We roll on, but my mind is back at the Exxon station, stuck on the price of gas. The number is just another cold reminder that this is no longer 1986, and with one sideways thought the door to a flood of memories opens, but only a crack; I've worked hard to suppress much over the past three weeks, to focus on my mother's favorite verse from the Book of Proverbs instead of my brother's death five short years after my own. Her voice is in my head constantly - What's done is done, Leonard. Let it go. So I try to stay strong for her. I know that's the only way I'm going to make it through this. Still, it's an unbelievable struggle. Day-by-day, hour-by-hour, minute-by-minute. The depression is so deep and so dark and so hopeless that I'm convinced that I'm dead again, damned to hell.

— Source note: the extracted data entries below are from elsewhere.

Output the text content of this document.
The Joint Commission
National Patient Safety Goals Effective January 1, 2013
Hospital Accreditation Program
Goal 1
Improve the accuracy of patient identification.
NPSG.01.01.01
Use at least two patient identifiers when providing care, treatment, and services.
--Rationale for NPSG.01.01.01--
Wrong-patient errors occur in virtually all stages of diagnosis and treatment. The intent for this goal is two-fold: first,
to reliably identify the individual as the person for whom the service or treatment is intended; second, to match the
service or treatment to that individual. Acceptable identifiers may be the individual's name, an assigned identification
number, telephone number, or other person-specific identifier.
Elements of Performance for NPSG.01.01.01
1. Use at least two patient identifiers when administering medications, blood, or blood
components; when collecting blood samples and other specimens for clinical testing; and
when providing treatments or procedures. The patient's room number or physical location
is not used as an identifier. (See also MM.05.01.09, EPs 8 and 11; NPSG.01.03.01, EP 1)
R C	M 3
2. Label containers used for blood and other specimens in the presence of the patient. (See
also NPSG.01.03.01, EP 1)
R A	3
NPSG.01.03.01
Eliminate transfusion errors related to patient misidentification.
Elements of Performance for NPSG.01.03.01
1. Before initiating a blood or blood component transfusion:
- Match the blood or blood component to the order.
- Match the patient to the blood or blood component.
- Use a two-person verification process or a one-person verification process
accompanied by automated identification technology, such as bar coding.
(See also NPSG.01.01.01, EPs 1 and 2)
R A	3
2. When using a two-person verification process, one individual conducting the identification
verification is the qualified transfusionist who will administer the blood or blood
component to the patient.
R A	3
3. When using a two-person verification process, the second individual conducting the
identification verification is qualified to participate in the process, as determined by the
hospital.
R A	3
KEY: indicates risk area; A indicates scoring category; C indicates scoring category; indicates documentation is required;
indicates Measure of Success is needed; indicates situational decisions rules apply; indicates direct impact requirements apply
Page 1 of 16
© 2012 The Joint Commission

Sprawled out on this leather seat, my busted leg suspended by a makeshift pulley system, I can't help but see the irony in my current situation. Before it all went wrong Len Bias was the one who was supposed to roll in stretch limos, city to city, east coast to west. Boston. New York. Detroit. Houston. Los Angeles. Millions in the bank, shoe commercials on the telly, four star hotels, Versace suits, a mansion with an indoor court out back and a Ferrari parked by a fleet of Benz's in a garage the size of Rhode Island. Now here I am, Jason Schuler, a nobody ex-player rolling past cows and corn, dodging Amish buggies, closing in on an 80 year old farmhouse and a life as a middle-aged high school basketball coach. Check that - a white, middle-aged basketball coach.
"Happy Anniversary."
"Huh?"
"It's August 1st, remember?" She pulls a small rectangular box from her purse and hands it to me. "I was going to wait until we got home, but how many times are we going to be cruising in a stretch limousine? Go ahead, open it."
"Six years," I say flatly. "I guess I remember that much, right?"

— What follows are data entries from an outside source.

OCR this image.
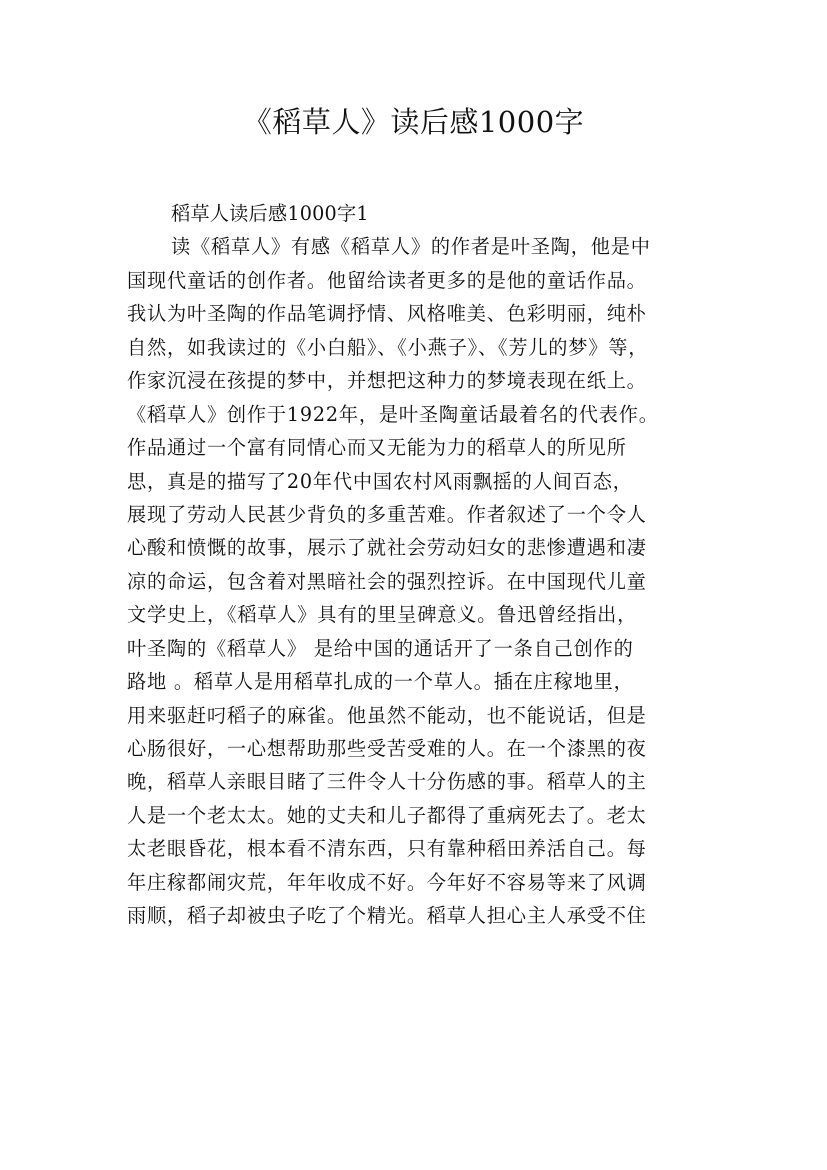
《稻草人》读后感1000字
稻草人读后感1000字1
读《稻草人》有感《稻草人》的作者是叶圣陶，他是中
国现代童话的创作者。他留给读者更多的是他的童话作品。
我认为叶圣陶的作品笔调抒情、风格唯美、色彩明丽，纯朴
自然，如我读过的《小白船》、《小燕子》、《芳儿的梦》等，
作家沉浸在孩提的梦中，并想把这种力的梦境表现在纸上。
《稻草人》创作于1922年，是叶圣陶童话最着名的代表作。
作品通过一个富有同情心而又无能为力的稻草人的所见所
思，真是的描写了20年代中国农村风雨飘摇的人间百态，
展现了劳动人民甚少背负的多重苦难。作者叙述了一个令人
心酸和愤慨的故事，展示了就社会劳动妇女的悲惨遭遇和凄
凉的命运，包含着对黑暗社会的强烈控诉。在中国现代儿童
文学史上，《稻草人》具有的里呈碑意义。鲁迅曾经指出，
叶圣陶的《稻草人》 是给中国的通话开了一条自己创作的
路地 。稻草人是用稻草扎成的一个草人。插在庄稼地里，
用来驱赶叼稻子的麻雀。他虽然不能动，也不能说话，但是
心肠很好，一心想帮助那些受苦受难的人。在一个漆黑的夜
晚，稻草人亲眼目睹了三件令人十分伤感的事。稻草人的主
人是一个老太太。她的丈夫和儿子都得了重病死去了。老太
太老眼昏花，根本看不清东西，只有靠种稻田养活自己。每
年庄稼都闹灾荒，年年收成不好。今年好不容易等来了风调
雨顺，稻子却被虫子吃了个精光。稻草人担心主人承受不住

I hold the gift in my hand, measuring its weight. I wish I could show some level of excitement or gratitude, or even something remotely approaching love. If anyone deserves it, it's her. At least I know the score. I know what I've lost. Emily believes her husband survived that accident. She thinks she's going to get him back, that I'll slowly recover from retrograde amnesia, whatever that is, and become whole again. What she doesn't know or refuses to accept is that I'll never be Jason Schuler. At least not the Jason Schuler she loves more than anything in this world. I'll never recapture memories I never experienced to begin with, no matter how many times we go through her journal, no matter how many friends and family members try to help, no matter how many places we go. What's done is done.